Courtesy of the Summit County Assessor’s Office |

The red-hot real estate market has sent home values soaring in Summit County, with some previously affordable areas like Dillon Valley seeing as much as a 46 percent spike in the past two years, according to the latest data from the assessor’s office. Countywide, the average increase was just shy of 20 percent.

Since 2015, there have been a total of 3,898 residential transactions, and among those there has been a record-breaking number of sales above $1 million in every category of home. In all, 365 single-family homes, condos, townhomes and duplexes hit the seven-figure mark.

“That 3,800-plus sales is very active,” said county assessor Beverly Breakstone. “It’s probably not the most active we’ve ever seen, but this is a high number of sales for a two-year period.”

Notices of valuation went out to homeowners this week, and many will likely be pleased with the appreciation — but not so much the estimated property tax bill marked on the notices.

Come tax day, however, most property owners can look forward to a slightly lower bill thanks to updated tax rates recently handed down by state officials.

That change, from 7.92 percent last year to 7.2 this year, means that homeowners whose property value didn’t grow more than about 20 percent over the past two years will likely see their tax bill stay about the same — or possibly decrease.

The reason for this is complex, involving the booming Front Range real estate market, low oil and gas prices and two of Colorado’s more unique constitutional amendments: Gallagher and the Taxpayer Bill of Rights.

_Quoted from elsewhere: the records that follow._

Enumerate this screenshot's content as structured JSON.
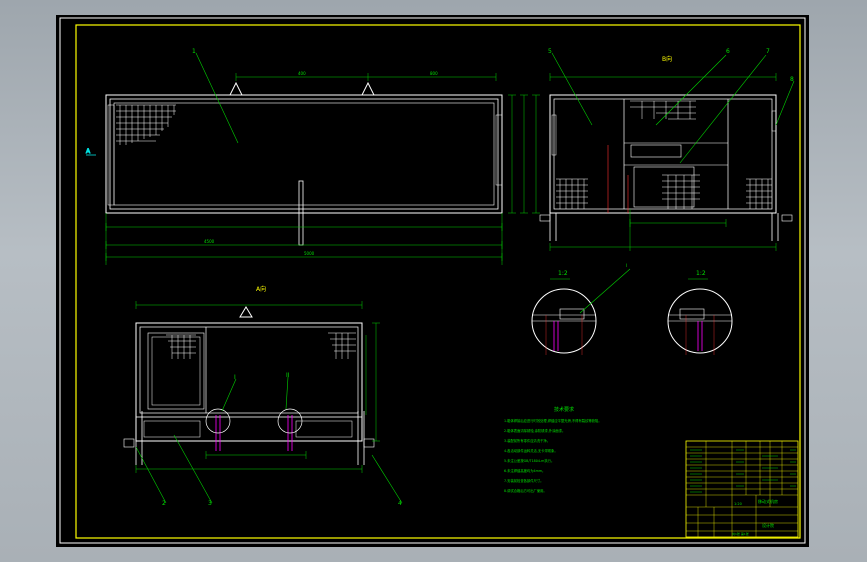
{
  "views": {
    "view_a_label": "A向",
    "view_b_label": "B向",
    "arrow_a_left": "A",
    "arrow_b_right": "B"
  },
  "callouts": {
    "top_view": [
      "1"
    ],
    "side_view": [
      "5",
      "6",
      "7",
      "8"
    ],
    "section_view": [
      "2",
      "3",
      "4"
    ],
    "detail_marks": [
      "I",
      "II"
    ]
  },
  "detail_labels": {
    "detail_1": "I",
    "detail_2": "II",
    "detail_ratio_1": "1:2",
    "detail_ratio_2": "1:2"
  },
  "notes": {
    "title": "技术要求",
    "lines": [
      "1.箱体焊接后应进行时效处理,焊缝应平整光滑,不得有裂纹等缺陷。",
      "2.箱体表面清除锈蚀,涂防锈漆,外涂面漆。",
      "3.装配前所有零件应清洗干净。",
      "4.各活动部件运转灵活,无卡滞现象。",
      "5.未注公差按GB/T1804-m执行。",
      "6.未注焊缝高度均为4mm。",
      "7.安装前检查各部件尺寸。",
      "8.调试合格后方可出厂使用。"
    ]
  },
  "title_block": {
    "drawing_title": "移动式机房",
    "company": "设计院",
    "scale": "1:20",
    "sheet": "共1张 第1张"
  }
}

The Gallagher amendment was added in the 1982 to insulate taxpayers from a surge in home values. To do that, it set the amount of total state property tax revenue to a fixed ratio between residential and commercial property.

But since growth in those sectors hasn’t been balanced, the residential rate has been continually adjusted down, from around 21 percent in 1983 to just 7.2 today. The cut this year translates to a 10 percent drop in revenue statewide, according to the assessor.

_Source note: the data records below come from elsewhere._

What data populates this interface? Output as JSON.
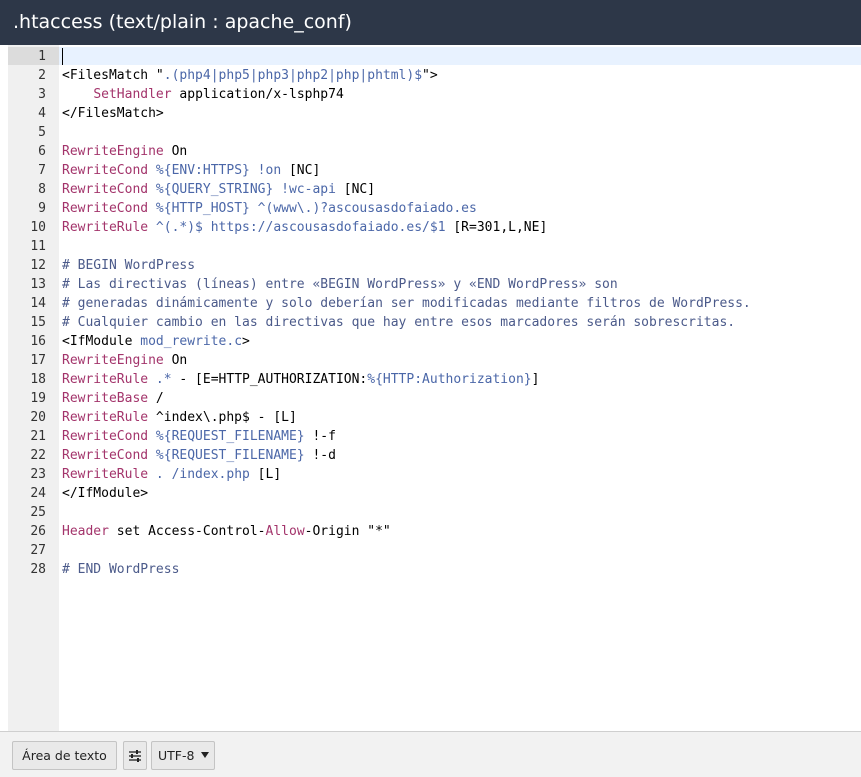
{
  "window": {
    "title": ".htaccess (text/plain : apache_conf)"
  },
  "colors": {
    "keyword": "#a3346b",
    "variable": "#4b67a8",
    "comment": "#4b5a8a",
    "text": "#000000"
  },
  "editor": {
    "lines": [
      {
        "num": "1",
        "segs": []
      },
      {
        "num": "2",
        "segs": [
          {
            "t": "<FilesMatch \"",
            "c": "plain"
          },
          {
            "t": ".(php4|php5|php3|php2|php|phtml)$",
            "c": "variable"
          },
          {
            "t": "\">",
            "c": "plain"
          }
        ]
      },
      {
        "num": "3",
        "segs": [
          {
            "t": "    ",
            "c": "plain"
          },
          {
            "t": "SetHandler",
            "c": "keyword"
          },
          {
            "t": " application/x-lsphp74",
            "c": "plain"
          }
        ]
      },
      {
        "num": "4",
        "segs": [
          {
            "t": "</FilesMatch>",
            "c": "plain"
          }
        ]
      },
      {
        "num": "5",
        "segs": []
      },
      {
        "num": "6",
        "segs": [
          {
            "t": "RewriteEngine",
            "c": "keyword"
          },
          {
            "t": " On",
            "c": "plain"
          }
        ]
      },
      {
        "num": "7",
        "segs": [
          {
            "t": "RewriteCond",
            "c": "keyword"
          },
          {
            "t": " ",
            "c": "plain"
          },
          {
            "t": "%{ENV:HTTPS}",
            "c": "variable"
          },
          {
            "t": " ",
            "c": "plain"
          },
          {
            "t": "!on",
            "c": "variable"
          },
          {
            "t": " [NC]",
            "c": "plain"
          }
        ]
      },
      {
        "num": "8",
        "segs": [
          {
            "t": "RewriteCond",
            "c": "keyword"
          },
          {
            "t": " ",
            "c": "plain"
          },
          {
            "t": "%{QUERY_STRING}",
            "c": "variable"
          },
          {
            "t": " ",
            "c": "plain"
          },
          {
            "t": "!wc-api",
            "c": "variable"
          },
          {
            "t": " [NC]",
            "c": "plain"
          }
        ]
      },
      {
        "num": "9",
        "segs": [
          {
            "t": "RewriteCond",
            "c": "keyword"
          },
          {
            "t": " ",
            "c": "plain"
          },
          {
            "t": "%{HTTP_HOST}",
            "c": "variable"
          },
          {
            "t": " ",
            "c": "plain"
          },
          {
            "t": "^(www\\.)?ascousasdofaiado.es",
            "c": "variable"
          }
        ]
      },
      {
        "num": "10",
        "segs": [
          {
            "t": "RewriteRule",
            "c": "keyword"
          },
          {
            "t": " ",
            "c": "plain"
          },
          {
            "t": "^(.*)$",
            "c": "variable"
          },
          {
            "t": " ",
            "c": "plain"
          },
          {
            "t": "https://ascousasdofaiado.es/$1",
            "c": "variable"
          },
          {
            "t": " [R=301,L,NE]",
            "c": "plain"
          }
        ]
      },
      {
        "num": "11",
        "segs": []
      },
      {
        "num": "12",
        "segs": [
          {
            "t": "# BEGIN WordPress",
            "c": "comment"
          }
        ]
      },
      {
        "num": "13",
        "segs": [
          {
            "t": "# Las directivas (líneas) entre «BEGIN WordPress» y «END WordPress» son",
            "c": "comment"
          }
        ]
      },
      {
        "num": "14",
        "segs": [
          {
            "t": "# generadas dinámicamente y solo deberían ser modificadas mediante filtros de WordPress.",
            "c": "comment"
          }
        ]
      },
      {
        "num": "15",
        "segs": [
          {
            "t": "# Cualquier cambio en las directivas que hay entre esos marcadores serán sobrescritas.",
            "c": "comment"
          }
        ]
      },
      {
        "num": "16",
        "segs": [
          {
            "t": "<IfModule ",
            "c": "plain"
          },
          {
            "t": "mod_rewrite.c",
            "c": "variable"
          },
          {
            "t": ">",
            "c": "plain"
          }
        ]
      },
      {
        "num": "17",
        "segs": [
          {
            "t": "RewriteEngine",
            "c": "keyword"
          },
          {
            "t": " On",
            "c": "plain"
          }
        ]
      },
      {
        "num": "18",
        "segs": [
          {
            "t": "RewriteRule",
            "c": "keyword"
          },
          {
            "t": " ",
            "c": "plain"
          },
          {
            "t": ".*",
            "c": "variable"
          },
          {
            "t": " - [E=HTTP_AUTHORIZATION:",
            "c": "plain"
          },
          {
            "t": "%{HTTP:Authorization}",
            "c": "variable"
          },
          {
            "t": "]",
            "c": "plain"
          }
        ]
      },
      {
        "num": "19",
        "segs": [
          {
            "t": "RewriteBase",
            "c": "keyword"
          },
          {
            "t": " /",
            "c": "plain"
          }
        ]
      },
      {
        "num": "20",
        "segs": [
          {
            "t": "RewriteRule",
            "c": "keyword"
          },
          {
            "t": " ^index\\.php$ - [L]",
            "c": "plain"
          }
        ]
      },
      {
        "num": "21",
        "segs": [
          {
            "t": "RewriteCond",
            "c": "keyword"
          },
          {
            "t": " ",
            "c": "plain"
          },
          {
            "t": "%{REQUEST_FILENAME}",
            "c": "variable"
          },
          {
            "t": " !-f",
            "c": "plain"
          }
        ]
      },
      {
        "num": "22",
        "segs": [
          {
            "t": "RewriteCond",
            "c": "keyword"
          },
          {
            "t": " ",
            "c": "plain"
          },
          {
            "t": "%{REQUEST_FILENAME}",
            "c": "variable"
          },
          {
            "t": " !-d",
            "c": "plain"
          }
        ]
      },
      {
        "num": "23",
        "segs": [
          {
            "t": "RewriteRule",
            "c": "keyword"
          },
          {
            "t": " ",
            "c": "plain"
          },
          {
            "t": ".",
            "c": "variable"
          },
          {
            "t": " ",
            "c": "plain"
          },
          {
            "t": "/index.php",
            "c": "variable"
          },
          {
            "t": " [L]",
            "c": "plain"
          }
        ]
      },
      {
        "num": "24",
        "segs": [
          {
            "t": "</IfModule>",
            "c": "plain"
          }
        ]
      },
      {
        "num": "25",
        "segs": []
      },
      {
        "num": "26",
        "segs": [
          {
            "t": "Header",
            "c": "keyword"
          },
          {
            "t": " set Access-Control-",
            "c": "plain"
          },
          {
            "t": "Allow",
            "c": "keyword"
          },
          {
            "t": "-Origin \"*\"",
            "c": "plain"
          }
        ]
      },
      {
        "num": "27",
        "segs": []
      },
      {
        "num": "28",
        "segs": [
          {
            "t": "# END WordPress",
            "c": "comment"
          }
        ]
      }
    ]
  },
  "statusbar": {
    "textarea_button": "Área de texto",
    "settings_icon": "sliders-icon",
    "encoding": "UTF-8"
  }
}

“What’s happened is so much residential keeps being built that it’s just pushed this ratio down dramatically because there’s not as much commercial value to offset,” Breakstone explained.

Rock-bottom oil and gas prices in recent years have compounded this imbalance, as has the housing frenzy in the Denver metro area, where some counties have seen average home values leap up by 70 percent.

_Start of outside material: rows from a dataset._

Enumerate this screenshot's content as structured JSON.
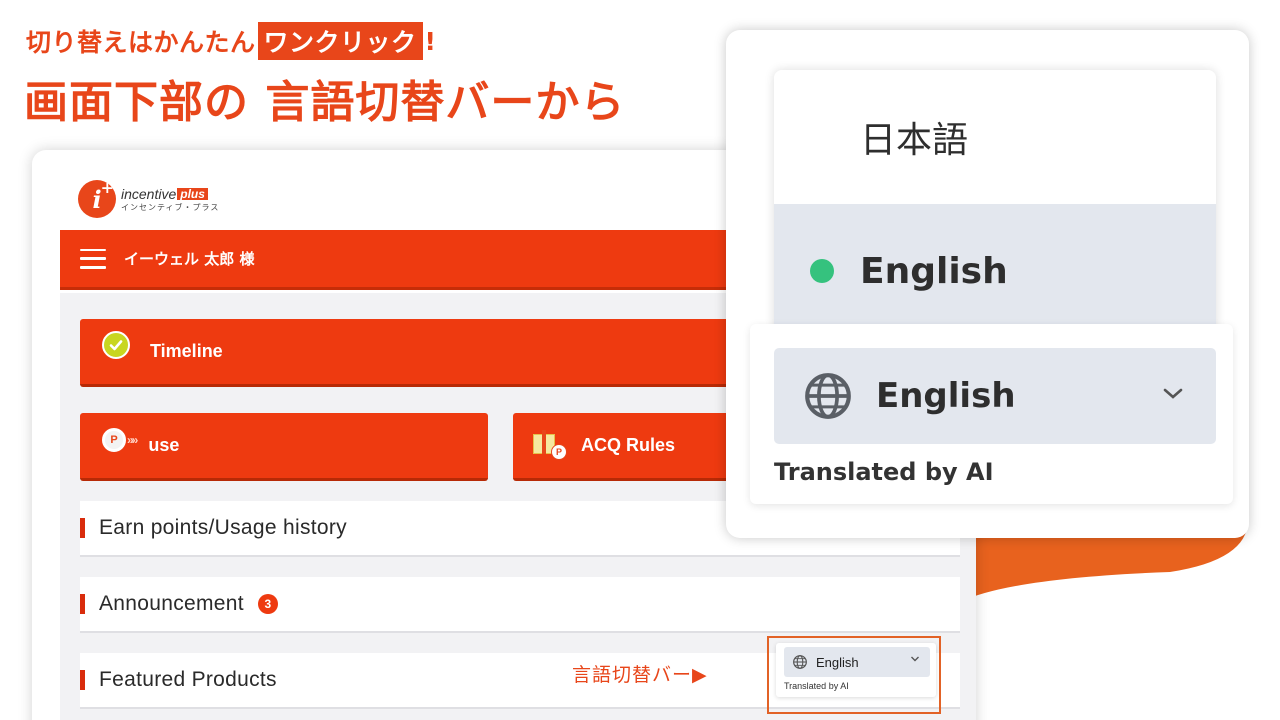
{
  "headline": {
    "sub_pre": "切り替えはかんたん",
    "sub_highlight": "ワンクリック",
    "sub_post": "!",
    "main": "画面下部の 言語切替バーから"
  },
  "colors": {
    "accent": "#e8461a",
    "header_red": "#ee3a10",
    "active_dot": "#35c27e",
    "select_bg": "#e3e7ee"
  },
  "app": {
    "logo": {
      "brand": "incentive",
      "brand_plus": "plus",
      "kana": "インセンティブ・プラス",
      "mark": "i",
      "mark_plus": "+"
    },
    "header": {
      "user_name": "イーウェル 太郎 様",
      "menu_icon": "hamburger-menu-icon"
    },
    "buttons": {
      "timeline": "Timeline",
      "use": "use",
      "acq_rules": "ACQ Rules",
      "coin_letter": "P",
      "coin_trail": "»»",
      "gift_letter": "P"
    },
    "sections": {
      "earn": "Earn points/Usage history",
      "announcement": "Announcement",
      "announcement_count": "3",
      "featured": "Featured Products"
    }
  },
  "callout": {
    "label": "言語切替バー▶"
  },
  "mini_switcher": {
    "selected": "English",
    "note": "Translated by AI"
  },
  "zoom": {
    "options": [
      {
        "label": "日本語",
        "active": false
      },
      {
        "label": "English",
        "active": true
      }
    ],
    "selected": "English",
    "note": "Translated by AI"
  }
}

Since counties generally get most of their revenue from property taxes, places where the economy has been stagnant could take a big hit — especially in their schools.

In aggregate, that’s what has happened across the state since Gallagher was introduced. In the 1980s, local property taxes paid 54 percent of the cost for public schools and the state spent $488 more per student than the national average, according to the Colorado Fiscal Institute.

By 2015, property taxes only covered 34 percent of the cost, and the state spent $2,024 less than the average per student, according to CFI.

What’s more, every time the ratio has to be ratcheted down, it can’t be brought up again to respond to changes in the market.

Why? Enter TABOR, which was passed in 1992 and requires voters to approve all tax increases. Since most Colorado voters are homeowners, it’s unlikely they would vote to pay more, Breakstone said.

Luckily for Summit, strong growth and local support for public schools means the lost revenue won’t create a budget crisis, Breakstone said. Still, the county stands to lose out on roughly $1.5 million because of the rate adjustment.

“If you had that additional revenue you could talk about replacing buses, repair and build additional infrastructure, and those kinds of things,” Breakstone said.